L'Union européenne est prête à passer outre aux réticences britanniques pour approuver dès demain un projet visant à encadrer plus strictement les fonds spéculatifs, accusés d'alimenter la spéculation, au risque d'un premier conflit avec le nouveau gouvernement de David Cameron.

Le projet de directive sur ces fonds de couverture dispose «d'une majorité qualifiée de suffisante» parmi les 27 États européens, a prévenu vendredi au Financial Times la ministre espagnole de l'Économie, Elena Salgado, dont le pays préside actuellement l'Union européenne.

«Notre intention est de l'approuver» à la prochaine réunion des ministres demain à Bruxelles, a précisé Mme Salgado.

Londres, d'où sont gérés 70% des fonds spéculatifs européens, ne cache pas ses réticences. Le précédent gouvernement du travailliste Gordon Brown a déjà obtenu en mars un premier report, pour éviter de lui porter préjudice pendant la campagne électorale des législatives britanniques.

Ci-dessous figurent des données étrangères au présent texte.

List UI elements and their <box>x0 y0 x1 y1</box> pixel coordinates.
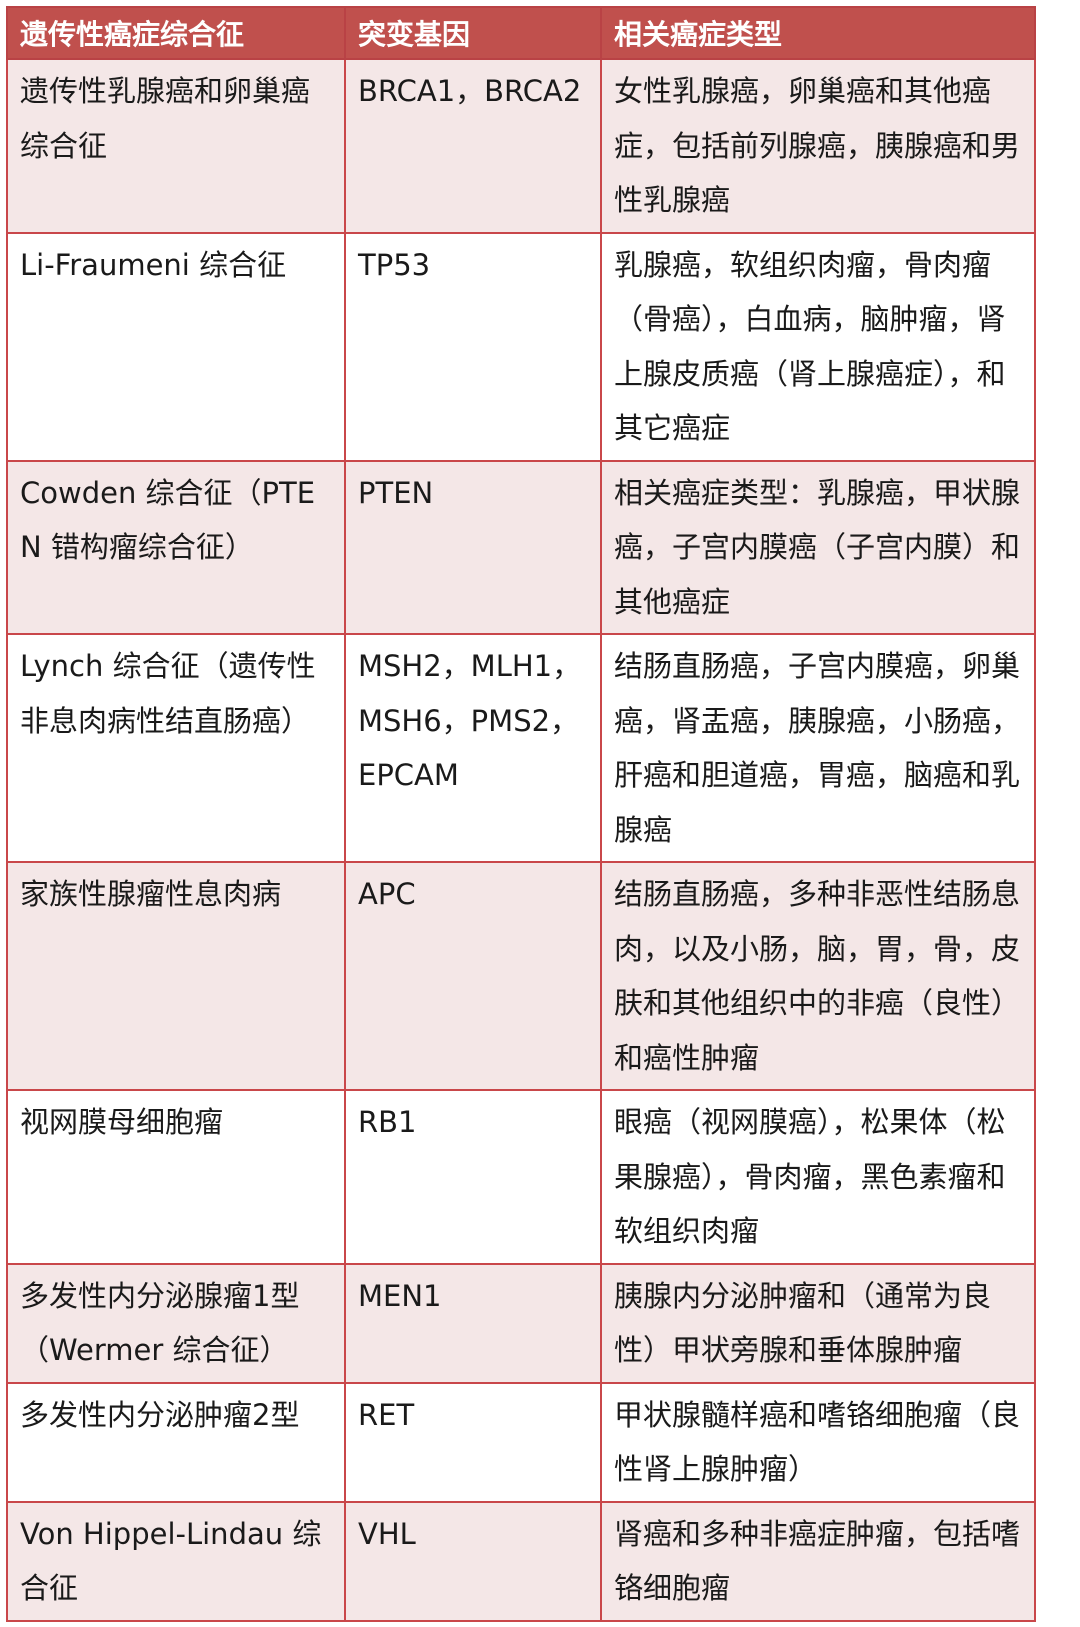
header-syndrome: 遗传性癌症综合征 <box>6 6 346 60</box>
cell-syndrome: 视网膜母细胞瘤 <box>6 1089 346 1265</box>
cell-gene: RET <box>344 1381 602 1503</box>
cell-syndrome: 家族性腺瘤性息肉病 <box>6 861 346 1091</box>
cell-cancers: 结肠直肠癌，多种非恶性结肠息肉，以及小肠，脑，胃，骨，皮肤和其他组织中的非癌（良… <box>600 861 1036 1091</box>
table-row: 多发性内分泌腺瘤1型（Wermer 综合征） MEN1 胰腺内分泌肿瘤和（通常为良性… <box>6 1262 1036 1384</box>
table-row: 多发性内分泌肿瘤2型 RET 甲状腺髓样癌和嗜铬细胞瘤（良性肾上腺肿瘤） <box>6 1381 1036 1503</box>
cell-gene: MSH2，MLH1，MSH6，PMS2，EPCAM <box>344 633 602 863</box>
table-row: 视网膜母细胞瘤 RB1 眼癌（视网膜癌），松果体（松果腺癌），骨肉瘤，黑色素瘤和软组… <box>6 1089 1036 1265</box>
cell-syndrome: Lynch 综合征（遗传性非息肉病性结直肠癌） <box>6 633 346 863</box>
cell-gene: MEN1 <box>344 1262 602 1384</box>
cell-gene: RB1 <box>344 1089 602 1265</box>
cell-gene: TP53 <box>344 231 602 462</box>
header-cancers: 相关癌症类型 <box>600 6 1036 60</box>
cell-cancers: 肾癌和多种非癌症肿瘤，包括嗜铬细胞瘤 <box>600 1500 1036 1622</box>
cell-syndrome: 多发性内分泌肿瘤2型 <box>6 1381 346 1503</box>
table-row: Von Hippel-Lindau 综合征 VHL 肾癌和多种非癌症肿瘤，包括嗜铬细… <box>6 1500 1036 1622</box>
cell-cancers: 乳腺癌，软组织肉瘤，骨肉瘤（骨癌），白血病，脑肿瘤，肾上腺皮质癌（肾上腺癌症），… <box>600 231 1036 462</box>
cell-cancers: 结肠直肠癌，子宫内膜癌，卵巢癌，肾盂癌，胰腺癌，小肠癌，肝癌和胆道癌，胃癌，脑癌… <box>600 633 1036 863</box>
cell-syndrome: 遗传性乳腺癌和卵巢癌综合征 <box>6 58 346 234</box>
cell-cancers: 眼癌（视网膜癌），松果体（松果腺癌），骨肉瘤，黑色素瘤和软组织肉瘤 <box>600 1089 1036 1265</box>
cell-syndrome: 多发性内分泌腺瘤1型（Wermer 综合征） <box>6 1262 346 1384</box>
cell-cancers: 胰腺内分泌肿瘤和（通常为良性）甲状旁腺和垂体腺肿瘤 <box>600 1262 1036 1384</box>
cell-syndrome: Von Hippel-Lindau 综合征 <box>6 1500 346 1622</box>
cell-gene: VHL <box>344 1500 602 1622</box>
header-row: 遗传性癌症综合征 突变基因 相关癌症类型 <box>6 6 1036 60</box>
header-gene: 突变基因 <box>344 6 602 60</box>
table-row: 家族性腺瘤性息肉病 APC 结肠直肠癌，多种非恶性结肠息肉，以及小肠，脑，胃，骨，皮… <box>6 861 1036 1091</box>
cell-syndrome: Cowden 综合征（PTEN 错构瘤综合征） <box>6 459 346 635</box>
table-row: Lynch 综合征（遗传性非息肉病性结直肠癌） MSH2，MLH1，MSH6，PM… <box>6 633 1036 863</box>
hereditary-cancer-table: 遗传性癌症综合征 突变基因 相关癌症类型 遗传性乳腺癌和卵巢癌综合征 BRCA1，… <box>6 6 1036 1622</box>
table-row: Cowden 综合征（PTEN 错构瘤综合征） PTEN 相关癌症类型：乳腺癌，甲状… <box>6 459 1036 635</box>
cell-cancers: 甲状腺髓样癌和嗜铬细胞瘤（良性肾上腺肿瘤） <box>600 1381 1036 1503</box>
cell-cancers: 相关癌症类型：乳腺癌，甲状腺癌，子宫内膜癌（子宫内膜）和其他癌症 <box>600 459 1036 635</box>
cell-cancers: 女性乳腺癌，卵巢癌和其他癌症，包括前列腺癌，胰腺癌和男性乳腺癌 <box>600 58 1036 234</box>
table-row: 遗传性乳腺癌和卵巢癌综合征 BRCA1，BRCA2 女性乳腺癌，卵巢癌和其他癌症，包… <box>6 58 1036 234</box>
cell-gene: BRCA1，BRCA2 <box>344 58 602 234</box>
cell-gene: PTEN <box>344 459 602 635</box>
cell-syndrome: Li-Fraumeni 综合征 <box>6 231 346 462</box>
table-row: Li-Fraumeni 综合征 TP53 乳腺癌，软组织肉瘤，骨肉瘤（骨癌），白血病… <box>6 231 1036 462</box>
cell-gene: APC <box>344 861 602 1091</box>
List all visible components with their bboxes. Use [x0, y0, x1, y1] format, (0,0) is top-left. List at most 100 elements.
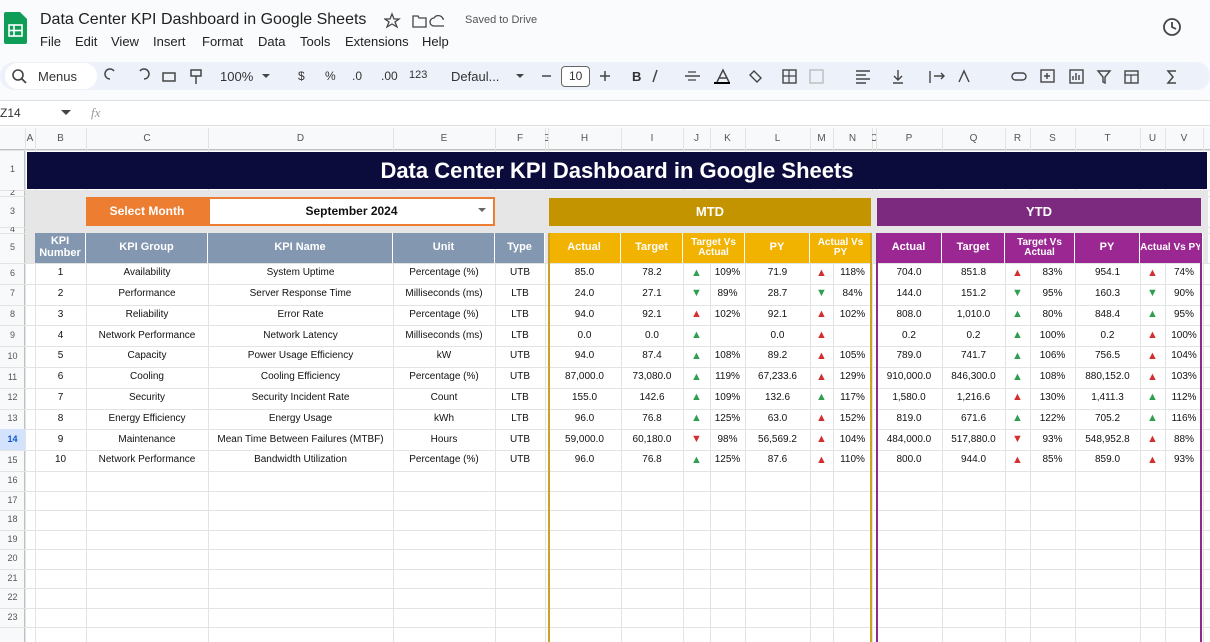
column-header: B [57, 132, 64, 144]
cell-py: 1,411.3 [1091, 391, 1124, 403]
grid-line [1005, 128, 1006, 642]
status-icon: ▲ [691, 391, 702, 404]
toolbar-currency[interactable]: $ [298, 69, 305, 83]
status-icon: ▲ [691, 308, 702, 321]
table-header: Type [495, 233, 545, 263]
column-header: H [580, 132, 589, 144]
menu-item[interactable]: Help [422, 34, 449, 49]
status-icon: ▲ [816, 370, 827, 383]
cell-py: 880,152.0 [1085, 371, 1130, 383]
cell-group: Reliability [125, 308, 169, 320]
cell-percent: 90% [1173, 287, 1194, 299]
column-header: S [1049, 132, 1056, 144]
cell-actual: 96.0 [574, 454, 595, 466]
cell-percent: 95% [1173, 308, 1194, 320]
status-icon: ▲ [1012, 391, 1023, 404]
month-dropdown-caret[interactable] [476, 206, 488, 214]
toolbar-decrease-decimal[interactable]: .0 [352, 69, 363, 83]
menu-item[interactable]: Insert [153, 34, 186, 49]
cell-percent: 122% [1039, 412, 1066, 424]
name-box-caret[interactable] [60, 109, 72, 117]
ytd-border [876, 233, 1202, 642]
cell-py: 0.0 [770, 329, 785, 341]
cell-target: 78.2 [642, 267, 662, 279]
row-header: 19 [7, 533, 18, 544]
cell-group: Cooling [130, 371, 164, 383]
table-header: PY [1075, 233, 1140, 263]
menu-search[interactable] [5, 63, 97, 89]
table-header: Target Vs Actual [683, 233, 745, 263]
row-header: 18 [7, 514, 18, 525]
grid-line [942, 128, 943, 642]
title-icons[interactable] [384, 12, 444, 30]
status-icon: ▼ [816, 287, 827, 300]
grid-line [745, 128, 746, 642]
menu-item[interactable]: View [111, 34, 139, 49]
status-icon: ▼ [691, 433, 702, 446]
cell-actual: 144.0 [896, 287, 922, 299]
column-header: M [817, 132, 826, 144]
row-header: 15 [7, 454, 18, 465]
menu-item[interactable]: Edit [75, 34, 98, 49]
column-header: N [848, 132, 857, 144]
toolbar-percent[interactable]: % [325, 69, 336, 83]
cell-group: Maintenance [118, 433, 176, 445]
menu-item[interactable]: Data [258, 34, 286, 49]
status-icon: ▲ [816, 412, 827, 425]
cell-target: 0.2 [966, 329, 981, 341]
menu-item[interactable]: Extensions [345, 34, 409, 49]
row-header: 8 [9, 309, 15, 320]
grid-line [495, 128, 496, 642]
column-header: P [905, 132, 913, 144]
cell-type: UTB [510, 267, 530, 279]
cell-py: 848.4 [1094, 308, 1121, 320]
toolbar-increase-decimal[interactable]: .00 [381, 69, 398, 83]
month-select[interactable]: September 2024 [208, 197, 495, 226]
cell-py: 859.0 [1094, 454, 1121, 466]
toolbar-number-format[interactable]: 123 [409, 69, 428, 81]
toolbar-bold[interactable]: B [632, 69, 642, 84]
cell-actual: 808.0 [896, 308, 922, 320]
toolbar-search[interactable]: Menus [38, 69, 78, 84]
cell-percent: 95% [1042, 287, 1063, 299]
toolbar-font-size[interactable]: 10 [569, 69, 583, 83]
row-header: 1 [9, 164, 15, 175]
toolbar-icons [12, 68, 1176, 85]
menu-item[interactable]: Tools [300, 34, 331, 49]
toolbar-zoom[interactable]: 100% [220, 69, 254, 84]
cell-actual: 96.0 [574, 412, 595, 424]
table-header: Actual Vs PY [1140, 233, 1203, 263]
name-box[interactable]: Z14 [0, 106, 21, 120]
cell-py: 160.3 [1094, 287, 1121, 299]
cell-actual: 0.0 [577, 329, 592, 341]
status-icon: ▲ [816, 391, 827, 404]
menu-item[interactable]: Format [202, 34, 244, 49]
status-icon: ▲ [816, 266, 827, 279]
cell-unit: Percentage (%) [409, 371, 479, 383]
grid-line [0, 549, 1210, 550]
cell-percent: 89% [717, 287, 738, 299]
status-icon: ▲ [1012, 308, 1023, 321]
cell-percent: 152% [839, 412, 866, 424]
row-header: 3 [9, 205, 15, 216]
cell-unit: Percentage (%) [409, 454, 479, 466]
font-size-box[interactable] [561, 66, 590, 87]
column-header: L [774, 132, 781, 144]
cell-percent: 108% [1039, 371, 1066, 383]
table-header: Actual [548, 233, 621, 263]
status-icon: ▲ [816, 308, 827, 321]
sheets-logo[interactable] [4, 12, 28, 44]
grid-line [0, 387, 1210, 389]
grid-line [710, 128, 711, 642]
menu-item[interactable]: File [40, 34, 61, 49]
status-icon: ▲ [1012, 370, 1023, 383]
grid-line [1203, 128, 1204, 642]
version-history-icon[interactable] [1160, 16, 1184, 38]
column-header: V [1180, 132, 1188, 144]
cell-target: 60,180.0 [632, 433, 672, 445]
cell-name: Cooling Efficiency [260, 371, 341, 383]
toolbar-font[interactable]: Defaul... [451, 69, 500, 84]
save-status: Saved to Drive [465, 14, 538, 26]
doc-title[interactable]: Data Center KPI Dashboard in Google Shee… [40, 11, 367, 28]
row-header: 23 [7, 611, 18, 622]
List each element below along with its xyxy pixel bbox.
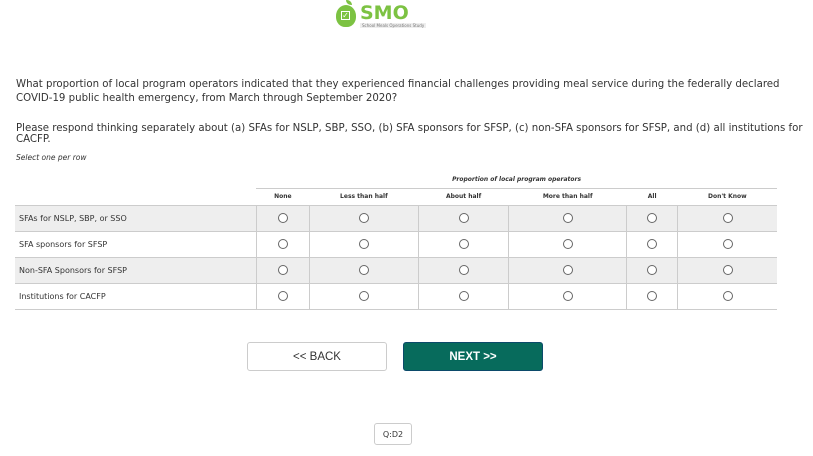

Mais cette fois, les partenaires européens de la Grande-Bretagne semblent décidés à passer en force.

Ils ne sont, de toute façon, guère d'humeur à faire des cadeaux à Londres, après avoir été irrités par le refus britannique de participer, il y a une semaine, au mécanisme européen de garanties pour des prêts aux pays de la zone euro en difficulté.

Mercredi, lors d'une réunion des ambassadeurs des 27 pays de l'UE à Bruxelles, un accord s'est déjà dessiné sur le texte, a indiqué à l'AFP un diplomate européen. Les ministres des Finances devraient le confirmer demain afin de lancer des négociations avec le Parlement européen en vue d'une adoption avant l'été.

Selon ce diplomate, seuls les Britanniques et les Tchèques ont encore exprimé des réserves sur le projet. Mais, finalement, «même les Britanniques ont plaidé pour qu'il soit maintenu à l'ordre du jour de la réunion ministérielle, sans doute pour donner l'occasion de s'exprimer là-dessus à leur représentant», le nouveau ministre britannique des Finances, George Osborne.

Dans la ligne de mire

Le texte vise à mettre en place une plus grande transparence et un certain nombre de règles pour ces fonds accusés d'être les instruments privilégiés des «spéculateurs», aujourd'hui dans le collimateur des gouvernements, qui leur reprochent d'aggraver la crise dans la zone euro.

En échange, les gestionnaires de fonds européens se verraient délivrer un «passeport» qui leur permettrait d'exercer dans toute l'UE.

Le texte inquiète tout particulièrement la City de Londres.

Le maire de la ville, Boris Johnson, mène depuis plusieurs mois une active campagne de lobbyisme à ce sujet. Notamment auprès du commissaire européen responsable du dossier, le Français Michel Barnier, et des eurodéputés chargés de négocier au nom du Parlement européen, en premier lieu desquels le conservateur français Jean-Paul Gauzès, qui a été désigné rapporteur du Parlement.

Son rapport doit d'ailleurs être examiné ce soir par la commission des Affaires économiques, quelques heures avant la réunion des ministres européens.

Le traitement des gestionnaires et des fonds établis dans des pays en dehors de l'UE, et notamment dans des paradis fiscaux, fait en particulier débat.

L'association qui représente l'industrie mondiale des fonds spéculatifs, l'AIMA, s'inquiète depuis des mois d'«implications protectionnistes» du projet européen, des règles trop strictes pouvant de facto bloquer l'entrée de l'UE pour les fonds extérieurs.

Le gouvernement américain a aussi écrit à Bruxelles pour protester contre d'éventuelles mesures discriminatoires envers les banques et fonds américains.